Oscar’s top-prize winner also looks to be the biggest box office beneficiary of the kudos race.
“The Artist,” which nabbed four other statuettes (actor for Jean Dujardin, director for Michel Hazanavicius, score for Ludovic Bource and costume for Mark Bridges) could end up with a 60% or more B.O. bump domestically after the Oscars thanks to a planned expansion into smaller markets across the country. The Weinstein Co. has taken a slow and steady approach to rolling out the silent, B&W film, starting with a limited theatrical bow on Nov. 25. Domestic cume is an estimated $31.9 million.
Stateside theatrical business is just one prize in the post-Oscars money game, however.
Many of this year’s winners continue to roll out overseas. “The Artist,” which bows April 7 in Japan, should cross $80 million worldwide through Sunday; “The Descendants,” which won the Oscar for adapted screenplay, has cumed more than $156 million globally.
Beyond the multiplex, wins could help boost downstream revenues from outlets including foreign TV rights and streaming deals. TWC recently signed an exclusive licensing agreement with Netflix that includes “The Artist.”
The distrib plans to nearly double the pic’s current theater count to 1,500 locations or more in the coming weeks — supported mainly by an aggressive rollout in smaller core markets outside of New York and L.A. What’s more, kudocast exposure could help lure younger moviegoers.
“Our exit polling over the last 14 weeks shows that audiences of all ages are loving the film,” said Weinstein distribution head Erik Lomis.
Aside from “The Artist,” “The Descendants” may also see a positive box office effect from its award.
“The Descendants” is already helmer Alexander Payne’s highest-grossing film, and fourth-highest for Fox Searchlight, with a domestic cume of $78.5 million. Searchlight first released the film in the U.S. on Nov. 11 and widened the pic on Feb. 3 to its biggest location count to date at 2,038.
Fox Searchlight has said that whether “The Descendants” expands depended on Sunday’s outcome. The film is currently at 889 locations.
Box office boosts for “Hugo,” which nabbed five tech Oscars, and “The Help,” which won a single statuette for Octavia Spencer in the supporting actress contest, are expected to be marginal. “Hugo” arrives Tuesday on homevid, while “The Help” launched on DVD and Blu-ray more than two months ago with domestic sales close to $70 million.
“The Help” is this year’s highest-grossing best picture nominee with $169 million domestically; “Hugo,” meanwhile, approaches $70 million and is still playing at just north of 500 Stateside locations.

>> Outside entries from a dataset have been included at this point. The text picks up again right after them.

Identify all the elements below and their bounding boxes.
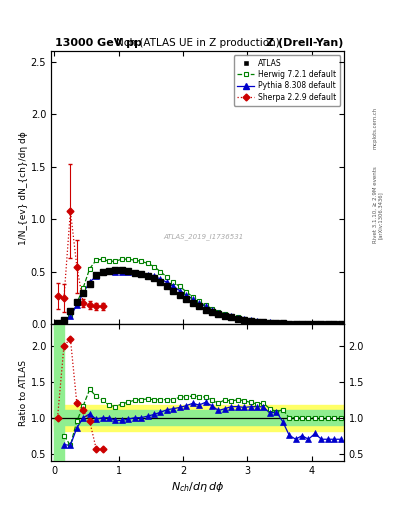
Text: mcplots.cern.ch: mcplots.cern.ch <box>373 107 378 149</box>
Y-axis label: 1/N_{ev} dN_{ch}/dη dϕ: 1/N_{ev} dN_{ch}/dη dϕ <box>19 131 28 245</box>
Text: Rivet 3.1.10, ≥ 2.9M events: Rivet 3.1.10, ≥ 2.9M events <box>373 166 378 243</box>
Text: 13000 GeV pp: 13000 GeV pp <box>55 38 142 49</box>
Title: Nch (ATLAS UE in Z production): Nch (ATLAS UE in Z production) <box>116 38 279 48</box>
X-axis label: $N_{ch}/d\eta\,d\phi$: $N_{ch}/d\eta\,d\phi$ <box>171 480 224 494</box>
Text: [arXiv:1306.3436]: [arXiv:1306.3436] <box>378 191 383 239</box>
Y-axis label: Ratio to ATLAS: Ratio to ATLAS <box>19 359 28 425</box>
Text: ATLAS_2019_I1736531: ATLAS_2019_I1736531 <box>163 233 243 240</box>
Legend: ATLAS, Herwig 7.2.1 default, Pythia 8.308 default, Sherpa 2.2.9 default: ATLAS, Herwig 7.2.1 default, Pythia 8.30… <box>233 55 340 105</box>
Text: Z (Drell-Yan): Z (Drell-Yan) <box>266 38 344 49</box>
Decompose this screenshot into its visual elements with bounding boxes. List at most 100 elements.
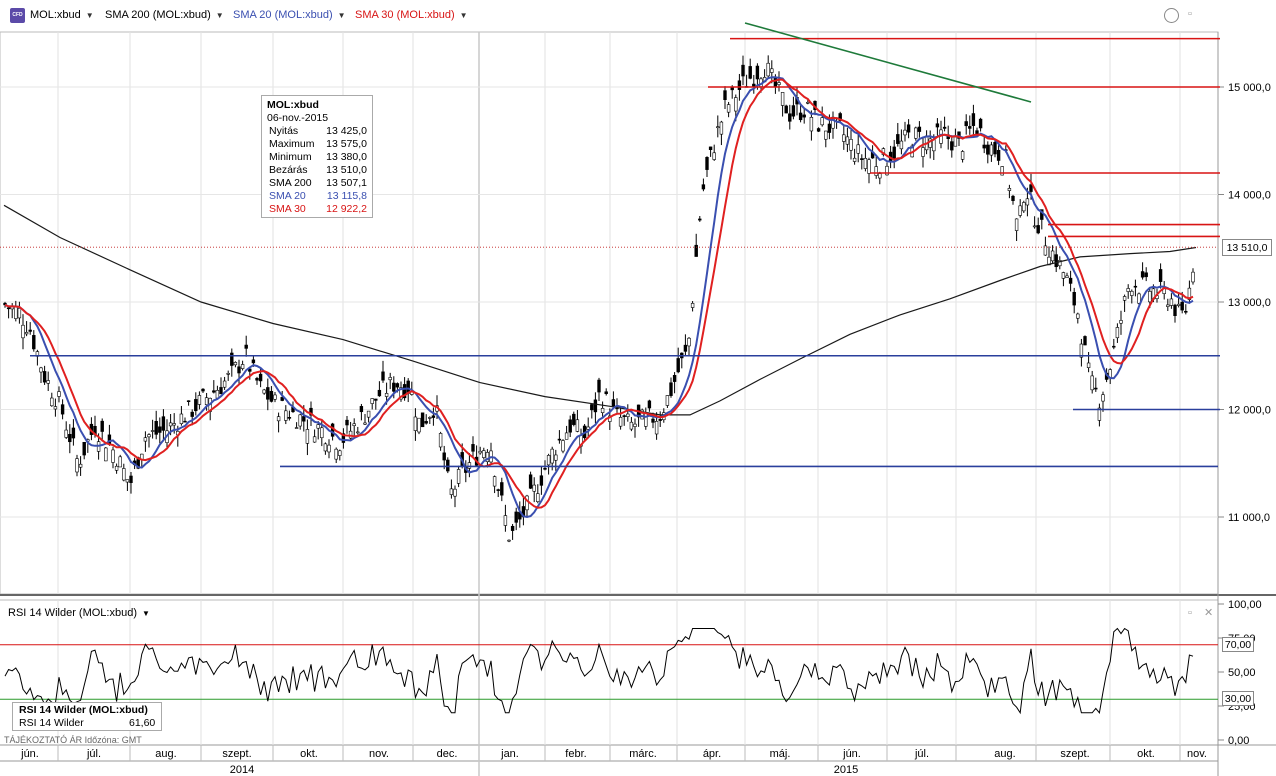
info-row-label: Minimum — [269, 151, 312, 163]
candle-body — [1094, 387, 1098, 390]
candle-body — [640, 409, 644, 420]
candle-body — [683, 344, 688, 352]
candle-body — [258, 373, 263, 382]
candle-body — [359, 406, 364, 413]
candle-body — [1011, 195, 1015, 201]
candle-body — [1029, 184, 1033, 192]
candle-body — [172, 423, 176, 426]
month-label: aug. — [155, 748, 176, 760]
candle-body — [860, 158, 864, 160]
candle-body — [748, 66, 752, 79]
sma30-dropdown[interactable]: SMA 30 (MOL:xbud) ▼ — [355, 9, 468, 21]
candle-body — [28, 329, 32, 332]
clock-icon[interactable] — [1164, 8, 1179, 23]
candle-body — [377, 389, 382, 397]
candle-body — [629, 421, 634, 430]
candle-body — [330, 423, 335, 437]
candle-body — [806, 101, 810, 104]
candle-body — [104, 447, 108, 462]
month-label: jún. — [842, 748, 861, 760]
rsi-close-icon[interactable]: ✕ — [1204, 607, 1214, 619]
candle-body — [1144, 272, 1148, 278]
candle-body — [820, 117, 824, 126]
candle-body — [824, 130, 828, 140]
rsi-header-label: RSI 14 Wilder (MOL:xbud) — [8, 607, 137, 619]
candle-body — [863, 158, 868, 169]
month-label: júl. — [86, 748, 101, 760]
candle-body — [618, 417, 623, 427]
candle-body — [708, 146, 713, 150]
candle-body — [1061, 272, 1066, 279]
month-label: márc. — [629, 748, 657, 760]
candle-body — [982, 144, 986, 149]
candle-body — [766, 62, 770, 77]
footer-info: TÁJÉKOZTATÓ ÁR Időzóna: GMT — [4, 735, 142, 745]
info-row: Nyitás 13 425,0 — [267, 125, 372, 138]
rsi-restore-icon[interactable]: ▫ — [1188, 607, 1192, 619]
ohlc-info-box: MOL:xbud 06-nov.-2015 Nyitás 13 425,0 Maxi… — [261, 95, 373, 218]
candle-body — [604, 391, 608, 394]
rsi-dropdown[interactable]: RSI 14 Wilder (MOL:xbud) ▼ — [8, 607, 150, 619]
candle-body — [143, 437, 148, 442]
candle-body — [75, 458, 79, 473]
candle-body — [39, 367, 43, 373]
candle-body — [694, 244, 698, 257]
candle-body — [284, 410, 288, 421]
sma20-dropdown[interactable]: SMA 20 (MOL:xbud) ▼ — [233, 9, 346, 21]
month-label: szept. — [1060, 748, 1089, 760]
rsi-tick-label: 50,00 — [1228, 667, 1256, 679]
candle-body — [424, 421, 428, 424]
info-row-label: SMA 200 — [269, 177, 312, 189]
candle-body — [222, 380, 227, 388]
candle-body — [770, 68, 774, 73]
candle-body — [395, 383, 400, 388]
candle-body — [1137, 293, 1141, 304]
rsi-tick-label: 0,00 — [1228, 735, 1249, 747]
sma20-line — [4, 76, 1194, 519]
candle-body — [1000, 166, 1004, 176]
candle-body — [986, 144, 990, 155]
candle-body — [287, 417, 292, 419]
candle-body — [586, 426, 590, 430]
candle-body — [1180, 301, 1184, 311]
candle-body — [294, 427, 299, 429]
candle-body — [402, 384, 407, 399]
symbol-dropdown[interactable]: MOL:xbud ▼ — [30, 9, 94, 21]
sma200-dropdown[interactable]: SMA 200 (MOL:xbud) ▼ — [105, 9, 224, 21]
candle-body — [262, 389, 266, 394]
candle-body — [118, 456, 122, 468]
candle-body — [1050, 250, 1055, 262]
candle-body — [1191, 271, 1195, 283]
candle-body — [1176, 303, 1181, 306]
candle-body — [1184, 310, 1188, 313]
candle-body — [442, 452, 446, 461]
candle-body — [237, 366, 241, 374]
candle-body — [255, 378, 259, 381]
candle-body — [957, 131, 961, 139]
candle-body — [190, 411, 194, 417]
rsi-overbought-badge: 70,00 — [1222, 637, 1254, 652]
candle-body — [777, 82, 781, 85]
candle-body — [654, 421, 659, 435]
restore-icon[interactable]: ▫ — [1188, 8, 1192, 20]
candle-body — [827, 123, 832, 133]
month-label: aug. — [994, 748, 1015, 760]
chevron-down-icon: ▼ — [337, 11, 346, 20]
candle-body — [50, 397, 54, 407]
year-label: 2015 — [834, 764, 858, 776]
candle-body — [1065, 275, 1069, 278]
candle-body — [399, 387, 403, 400]
info-row-value: 13 425,0 — [326, 125, 367, 137]
candle-body — [644, 412, 648, 427]
candle-body — [791, 105, 796, 117]
candle-body — [705, 157, 709, 170]
candle-body — [366, 410, 371, 418]
chevron-down-icon: ▼ — [85, 11, 94, 20]
candle-body — [561, 440, 565, 452]
candle-body — [1068, 277, 1073, 284]
candle-body — [186, 400, 191, 403]
candle-body — [244, 344, 248, 349]
candle-body — [471, 444, 475, 452]
candle-body — [467, 462, 472, 469]
candle-body — [845, 136, 850, 145]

Among the pic nominees, 2011 lacked the one blockbuster that’s become an Oscar standard in recent years. (Think of pic nominees “Toy Story 3,” “Inception” or “Avatar.”)
“The Artist” has performed strongly on the coasts, but its five Oscars could help draw attention in flyover states as well.
Weinstein will add multiple locations in smaller U.S. cities where the film is overindexing like Louisville, Ky., and Topeka, Kan.
“That’s what the Academy can do for us,” Lomis said. “A win can help the film broaden out in those smaller markets.”
As with previous pic winners like “Slumdog Millionaire,” which cumed $141 million domestically, many moviegoers weren’t able to see the film in theaters until closer to the Oscars telecast. “Slumdog,” which won eight awards including picture, expanded to north of 2,000 domestic locations for the first time during the weekend of the ceremony in 2009.
“Slumdog” wound up tallying $43 million (or 30% of its total domestic cume) post-Oscars.